Denn kein Orchester in der Region ist so gut aufgestellt, wie das in unserer Stadt.

Dabei sind die Bedingungen schwierig: Nach einer Studie des Kulturwissenschaftlers Martin Tröndle (Zeppelin Universität, Friedrichshafen) wird die Zahl der Konzertbesucher in den nächsten 30 Jahren um ein Drittel zurückgehen“ (http://www.zu.de/deutsch/aktuelles_presse/aktuelles/2010_03_02_63314916_meldung.php). Schuld daran sei nicht vor allem die klassische Musik, sondern ihre quasi-sakrale Präsentation – vorne der Orchester-Altar und im Parkett: Stillsitzen auf engen Stühlen.

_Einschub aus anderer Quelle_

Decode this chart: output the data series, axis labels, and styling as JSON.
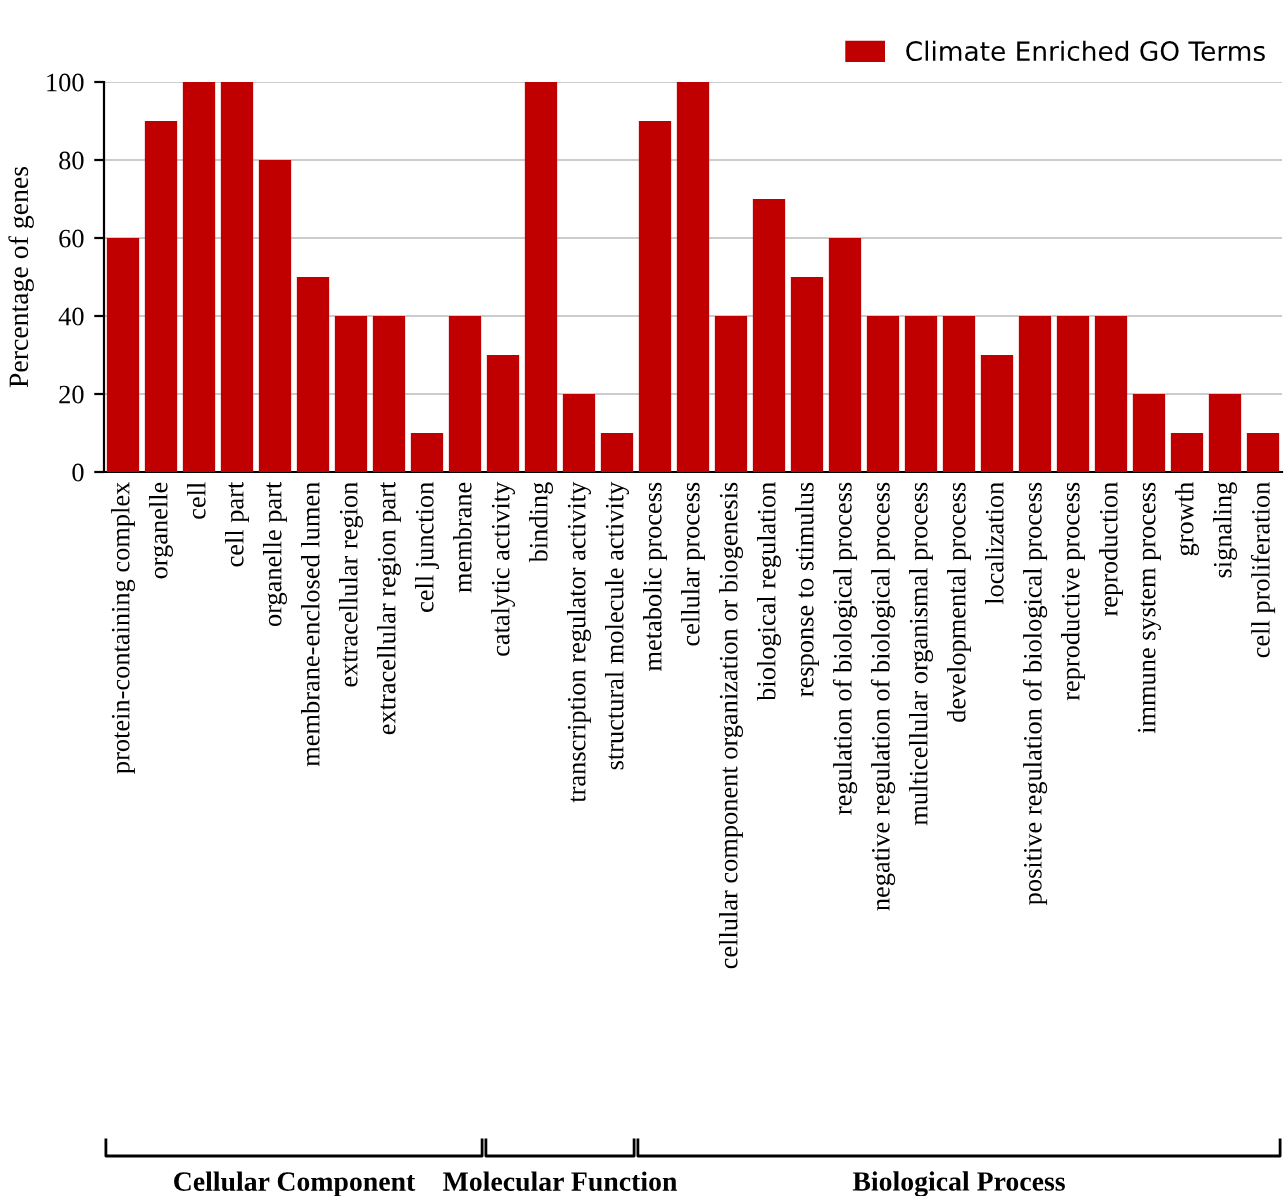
{
  "chart_data": {
    "type": "bar",
    "ylabel": "Percentage of genes",
    "categories": [
      "protein-containing complex",
      "organelle",
      "cell",
      "cell part",
      "organelle part",
      "membrane-enclosed lumen",
      "extracellular region",
      "extracellular region part",
      "cell junction",
      "membrane",
      "catalytic activity",
      "binding",
      "transcription regulator activity",
      "structural molecule activity",
      "metabolic process",
      "cellular process",
      "cellular component organization or biogenesis",
      "biological regulation",
      "response to stimulus",
      "regulation of biological process",
      "negative regulation of biological process",
      "multicellular organismal process",
      "developmental process",
      "localization",
      "positive regulation of biological process",
      "reproductive process",
      "reproduction",
      "immune system process",
      "growth",
      "signaling",
      "cell proliferation"
    ],
    "series": [
      {
        "name": "Climate Enriched GO Terms",
        "color": "#c00000",
        "values": [
          60,
          90,
          100,
          100,
          80,
          50,
          40,
          40,
          10,
          40,
          30,
          100,
          20,
          10,
          90,
          100,
          40,
          70,
          50,
          60,
          40,
          40,
          40,
          30,
          40,
          40,
          40,
          20,
          10,
          20,
          10
        ]
      }
    ],
    "ylim": [
      0,
      100
    ],
    "yticks": [
      0,
      20,
      40,
      60,
      80,
      100
    ],
    "grid": "y",
    "legend": "top right",
    "annotations": [
      "Cellular Component",
      "Molecular Function",
      "Biological Process"
    ]
  }
}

Die Besucherstatistik für Konzerte des Deutschen Musikrats (http://miz.org/intern/uploads/statistik20.pdf) zeigt, dass sich zwischen 1993 und heute das Angebot an Musikveranstaltungen und Veranstaltungen scherenartig auseinander entwickelt hat. Relativ gesehen steht ein kleineres Publikum einer größeren Zahl Veranstaltungen gegenüber. Immer mehr Konzerte konkurrieren um ein schwindendes Publikum (Tröndle, Das Konzert, S.66).

Hinzu kommt, das Durchschnittsalter der Zuhörer liegt heute zwischen 55 und 60 Jahren, und es gilt als unwahrscheinlich, dass heute 30-Jährige mit 50 die Klassik für sich entdecken. „Wenn man solche Statistiken vorsichtig auf die kommenden Jahrzehnte hochrechnet, ergeben sich apokalyptische Szenarien – den meisten Orchestern, Opernhäusern und Konzertveranstaltern wäre jede Existenzgrundlage entzogen.“ (Jens Ullheimer, netsamurai digitale medien hamburg, http://harburg-magazin.netsamurai.de/2010/11/09/das-klassische-konzert-ist-tot-es-lebe-contemporary-classical/)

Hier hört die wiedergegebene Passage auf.